If you have married a United States citizens and you are trying to become a resident of the country, things can get tricky if you decide that you want a divorce. The facts vary depending on your case. To help, here's what you need to know.
1. You Become a Permanent Resident After Two Years
When you marry a US-citizen, the immigration process involves several steps. In some cases, you may start with a fiancee visa to enter the country. Then, after your wedding, you receive a provisional visa, and you meet with immigration officials several times to talk about your relationship — these meetings are to ensure that your marriage is real and valid.
At the two year mark, you become a permanent resident. This milestone is key if you want to get a divorce. In most cases, if you get a divorce before the two year mark, you will be required to leave the country. However, if you get a divorce after your two year anniversary, you are already a permanent resident, and you can continue to stay in the country, regardless of the nature of your relationship with your American spouse.
2. Applying for Citizenship Can Trigger a Review of Your Relationship
Note that at your two year anniversary, you become a legal permanent resident. You do not become a citizen. As a permanent resident or greencard holder, you can live and work in the country, but you can't vote, and you may be required to leave under certain circumstances such as committing a serious crime.
As a permanent resident, you can opt to become a citizen if you like. This involves a test and an oath as well as a few other conditions. As part of the process of becoming a citizen, immigration officials will review your entire history as an immigrant. That includes looking at your marriage.
If the immigration officials have any reason to believe that your marriage is a sham, they may turn down your citizenship application and possibly even revoke your residency status. For example, if the officials think that you only got married to get into the country and then got a divorce as soon as you become permanent, they may decide that your marriage was not real.
3. Abuse Offers an Exception
There are a few exceptions where you may be able to get a divorce before your two year anniversary, and one of the exceptions is in cases of battery or extreme emotional abuse. If you are in an abusive relationship, you should not stay for immigration reasons or for any other reasons.
Instead, you should leave and contact the authorities to help you. Hospitals and battered women's shelters can help you find safety and point you in the right direction of whom to call. However, they can't necessarily help with immigration issues.
To help with that, you need a skilled immigration attorney. They can help ensure that you get free from the abusive relationship and that it doesn't affect your immigration process.

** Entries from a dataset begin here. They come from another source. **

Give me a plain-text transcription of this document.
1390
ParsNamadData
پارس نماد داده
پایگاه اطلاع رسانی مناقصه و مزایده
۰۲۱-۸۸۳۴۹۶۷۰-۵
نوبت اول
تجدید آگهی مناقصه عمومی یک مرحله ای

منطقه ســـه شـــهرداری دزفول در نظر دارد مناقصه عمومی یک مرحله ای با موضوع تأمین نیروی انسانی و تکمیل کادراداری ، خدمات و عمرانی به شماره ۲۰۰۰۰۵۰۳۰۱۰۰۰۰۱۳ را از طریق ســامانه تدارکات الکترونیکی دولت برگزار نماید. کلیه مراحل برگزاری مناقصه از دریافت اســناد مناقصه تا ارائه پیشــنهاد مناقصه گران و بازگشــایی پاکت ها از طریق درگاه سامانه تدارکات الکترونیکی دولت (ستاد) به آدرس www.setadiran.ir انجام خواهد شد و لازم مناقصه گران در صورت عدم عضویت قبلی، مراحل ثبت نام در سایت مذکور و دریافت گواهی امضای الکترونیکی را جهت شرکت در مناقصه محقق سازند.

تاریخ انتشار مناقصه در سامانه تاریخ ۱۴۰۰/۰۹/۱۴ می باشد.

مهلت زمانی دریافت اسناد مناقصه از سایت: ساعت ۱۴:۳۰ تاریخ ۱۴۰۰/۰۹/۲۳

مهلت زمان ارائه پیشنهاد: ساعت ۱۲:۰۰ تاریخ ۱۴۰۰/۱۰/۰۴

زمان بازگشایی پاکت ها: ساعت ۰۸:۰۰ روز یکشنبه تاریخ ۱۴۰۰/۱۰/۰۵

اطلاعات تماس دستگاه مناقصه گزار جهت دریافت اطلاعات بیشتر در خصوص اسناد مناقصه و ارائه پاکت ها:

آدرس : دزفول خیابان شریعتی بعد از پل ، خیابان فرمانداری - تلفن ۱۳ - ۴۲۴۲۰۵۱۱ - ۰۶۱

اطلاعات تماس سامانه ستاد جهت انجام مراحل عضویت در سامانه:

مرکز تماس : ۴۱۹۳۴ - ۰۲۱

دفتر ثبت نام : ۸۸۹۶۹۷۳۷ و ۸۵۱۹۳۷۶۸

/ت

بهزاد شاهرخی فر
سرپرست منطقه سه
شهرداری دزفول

4. There Are Other Exceptions
In addition to abuse, there are other exceptions where you may split up with your partner without risking your immigration status. In particular, if your removal from the country would result in severe hardship, you may be able to stay even if you aren't married to your spouse for two years. This condition can be extremely subjective, and you may need the help of an immigration attorney to help convince immigration officials of a hardship.
For instance, if returning to your country would be dangerous for you, that may be considered a hardship. Alternatively, if you have a child who is an American citizen and your ex-spouse cannot take care of them, that too may be considered a hardship.